I have never known the like of this
I've been alone and I have missed
Things and kept out of sight
But other girls were never quite like this

- The Beatles, "I've Just Seen a Face"


Author's Notes:

Q leaned close to her ear and said, "Nice Tom Baker scarf."

Tom Baker was the fourth actor to portray the Doctor, from 1974 to 1981 (before Q and Audrey were born). His version of the Doctor is still popular today, and that massive scarf is instantly recognizable to Doctor Who fans.

"You went to King's College London, which means you test well, you're ambitious, and you take medicine or social status or both very seriously. But you haven't been out of medical school long, so you're not a doctor, not yet.

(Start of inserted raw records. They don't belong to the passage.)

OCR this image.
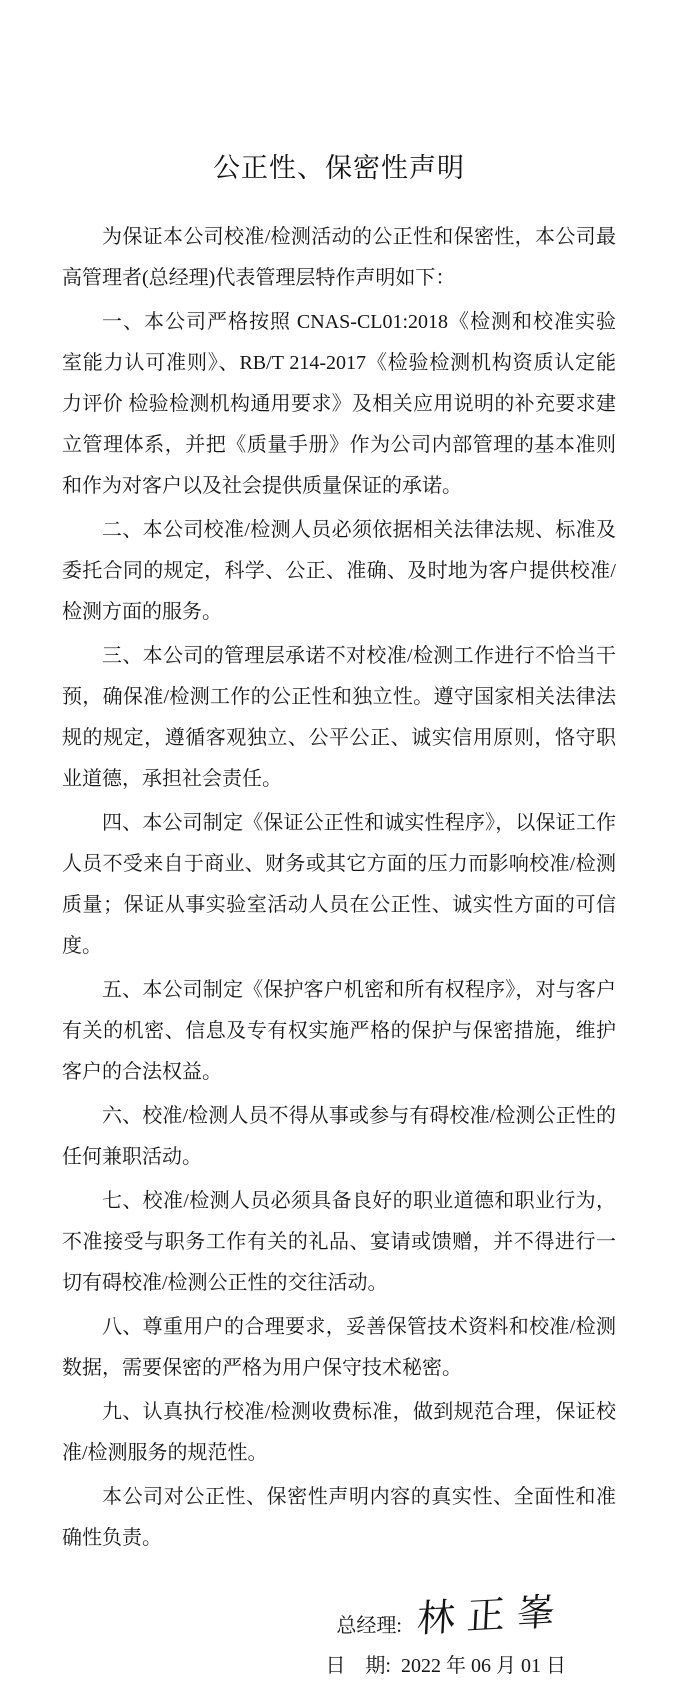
公正性、保密性声明

为保证本公司校准/检测活动的公正性和保密性，本公司最高管理者(总经理)代表管理层特作声明如下：

一、本公司严格按照 CNAS-CL01:2018《检测和校准实验室能力认可准则》、RB/T 214-2017《检验检测机构资质认定能力评价 检验检测机构通用要求》及相关应用说明的补充要求建立管理体系，并把《质量手册》作为公司内部管理的基本准则和作为对客户以及社会提供质量保证的承诺。

二、本公司校准/检测人员必须依据相关法律法规、标准及委托合同的规定，科学、公正、准确、及时地为客户提供校准/检测方面的服务。

三、本公司的管理层承诺不对校准/检测工作进行不恰当干预，确保准/检测工作的公正性和独立性。遵守国家相关法律法规的规定，遵循客观独立、公平公正、诚实信用原则，恪守职业道德，承担社会责任。

四、本公司制定《保证公正性和诚实性程序》，以保证工作人员不受来自于商业、财务或其它方面的压力而影响校准/检测质量；保证从事实验室活动人员在公正性、诚实性方面的可信度。

五、本公司制定《保护客户机密和所有权程序》，对与客户有关的机密、信息及专有权实施严格的保护与保密措施，维护客户的合法权益。

六、校准/检测人员不得从事或参与有碍校准/检测公正性的任何兼职活动。

七、校准/检测人员必须具备良好的职业道德和职业行为，不准接受与职务工作有关的礼品、宴请或馈赠，并不得进行一切有碍校准/检测公正性的交往活动。

八、尊重用户的合理要求，妥善保管技术资料和校准/检测数据，需要保密的严格为用户保守技术秘密。

九、认真执行校准/检测收费标准，做到规范合理，保证校准/检测服务的规范性。

本公司对公正性、保密性声明内容的真实性、全面性和准确性负责。

总经理: 林正峯
日　期: 2022 年 06 月 01 日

I'd say you're doing your foundation."

King's College London School of Medicine is one of the most competitive medical schools in the U.K. Unlike the U.S., where students complete a more general undergrad degree before applying to medical school, British students can begin their medical education right out of secondary school. After (usually) five years of study, they receive a degree and apply for a position as a foundation doctor (sort of like a medical residency in the U.S.). Foundation doctors are not fully licensed and are not permitted to practice medicine without the supervision of another practitioner. (I'm not British and I don't have a Brit-picker, so please feel free to correct anything that doesn't match your experience or expertise.)

"I don't think I'm named after anyone, though apparently there was an actor in the sixties named Robert Shaw."

I had to throw this in here because the real-life Robert Shaw had a role in the 1963 Bond film From Russia With Love. Q's identity as "Robert Shaw" in my stories is a total coincidence.